Here are ALL the things I tried, many of which worked temporarily, and what finally worked permanently:
1. cleaning the filters (back then I had to use ammonia and Dawn; rinsing didn't work)
2. dishwasher cleaning product
3. vinegar in bottom of DW before starting
4. adding bracket to secure high loop to back wall under sink
5. hiring someone to reinstall the DW (who found that the original plumber hadn't followed the installation instructions; he hadn't used the loop bracket on the side of the DW at all)
6. totally replacing the drain hose twice, which was filled with rotting gunk (worked for 6 months)
7. turning our Rinnai up to 140 degrees F. and being sure I ran the faucet til the water was hot, before starting DW.
8. citrus cleaner soaking in filter cup overnight before running dishwasher
9. cleaning disposal with a special cleaner regularly
10. wiping dishes clean of all debris before loading
11. buying the old type of DW detergent WITH phosphates on the internet (called Boil-Out - it's Cascade's original formula) - this did help a lot in getting the dishes clean and getting rid of a jellyfish-like debris in the area where it lets out steam
and 12 - FINALLY, after 7 years of the smell returning, we FINALLY learned that the original Rinnai tankless water we had, and the new energy saving dishwashers are not a good team. The DW's call for hot water, since it uses less, is satisfied before the Rinnai has a chance to heat up enough water hot enough for the detergent to do its job. So even though my initial pre-rinse water was hot, by the time the DW got to the wash cycle, the water in the pipes had cooled, and the wash cycle was only getting warm water. The heater in the DW was not effective in heating up the water quickly enough, and sometimes the cycle would go for 3.5 hours. Sometimes I'd turn it on before I went to bed, and the dishes were still hot in the morning, meaning it had run most of the night. Also, the original plumbers made too long a water-line run from the Rinnai to the DW, AND had used too small a diameter gas pipe. In the winters in upstate New York, when our gas furnace, gas fireplace, and gas dryer were all on at the same time, and water is entering the house just above freezing, the Rinnai wasn't getting enough gas to heat the water up fast enough nor to a high enough temperature. Therefore during the rinse, there were globules of debris and grease settling out of the water into the lower folds of the corrugated DW drain pipe and sitting there to rot. The new tankless heaters solve the problem of too much cold water in the water supply line by having their own recirculation pump and a small one gallon reserve tank that always stays hot. We bit the bullet and replaced our Rinnai with a Navien (not as much as starting from scratch, because everything they needed was there except the wider diameter 10 feet of gas line) and now everything is working GREAT! And we no longer have to waste gallons of water on the second floor waiting to get hot water for taking a shower or washing our hands.

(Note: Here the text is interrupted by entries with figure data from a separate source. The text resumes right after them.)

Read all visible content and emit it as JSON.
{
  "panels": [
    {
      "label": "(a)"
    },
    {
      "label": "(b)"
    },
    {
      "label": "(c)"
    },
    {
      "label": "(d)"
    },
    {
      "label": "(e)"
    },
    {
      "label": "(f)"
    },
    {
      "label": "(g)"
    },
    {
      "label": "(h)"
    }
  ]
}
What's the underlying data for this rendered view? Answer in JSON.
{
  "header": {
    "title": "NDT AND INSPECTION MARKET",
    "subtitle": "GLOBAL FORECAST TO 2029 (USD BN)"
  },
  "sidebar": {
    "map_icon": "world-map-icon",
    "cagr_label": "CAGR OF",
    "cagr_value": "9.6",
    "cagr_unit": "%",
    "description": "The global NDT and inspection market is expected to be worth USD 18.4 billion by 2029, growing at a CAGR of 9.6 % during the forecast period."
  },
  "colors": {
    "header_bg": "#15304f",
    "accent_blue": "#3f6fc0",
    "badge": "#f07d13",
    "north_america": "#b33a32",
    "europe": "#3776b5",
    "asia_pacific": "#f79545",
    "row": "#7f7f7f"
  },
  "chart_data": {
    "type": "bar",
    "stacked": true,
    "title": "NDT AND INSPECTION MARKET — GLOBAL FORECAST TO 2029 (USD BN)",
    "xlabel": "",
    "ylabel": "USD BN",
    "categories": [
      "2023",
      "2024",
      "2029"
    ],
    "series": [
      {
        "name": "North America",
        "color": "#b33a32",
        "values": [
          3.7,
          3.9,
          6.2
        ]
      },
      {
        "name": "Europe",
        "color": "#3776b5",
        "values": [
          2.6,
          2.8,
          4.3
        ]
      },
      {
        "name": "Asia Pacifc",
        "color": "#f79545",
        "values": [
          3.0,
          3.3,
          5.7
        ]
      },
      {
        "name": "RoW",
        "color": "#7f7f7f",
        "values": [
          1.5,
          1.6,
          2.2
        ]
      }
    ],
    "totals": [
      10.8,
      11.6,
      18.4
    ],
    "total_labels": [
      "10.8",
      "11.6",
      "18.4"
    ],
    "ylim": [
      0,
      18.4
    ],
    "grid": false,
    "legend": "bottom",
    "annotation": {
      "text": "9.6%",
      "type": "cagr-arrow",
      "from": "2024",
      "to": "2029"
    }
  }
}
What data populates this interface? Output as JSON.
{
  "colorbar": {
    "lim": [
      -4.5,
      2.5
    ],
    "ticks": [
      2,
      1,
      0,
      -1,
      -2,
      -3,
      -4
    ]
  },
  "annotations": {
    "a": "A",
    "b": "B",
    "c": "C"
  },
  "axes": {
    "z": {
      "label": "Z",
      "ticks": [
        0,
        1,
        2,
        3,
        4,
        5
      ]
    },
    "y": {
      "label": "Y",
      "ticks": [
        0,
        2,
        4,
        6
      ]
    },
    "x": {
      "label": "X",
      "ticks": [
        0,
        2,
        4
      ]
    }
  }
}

Each of the previous solutions we tried helped a little bit, so we kept thinking we'd figured it out (I had had several professional plumbers and dishwasher repairmen here over the years) but it wasn't until I hired a man with 45 years experience that we together, doing research on the internet, figured it out. Apparently they are having this problem all over the country.
Good luck to you all in your own stinky-smell-solution-search. Your problem may be different from mine, but I'm glad we kept trying until we got to the bottom of it.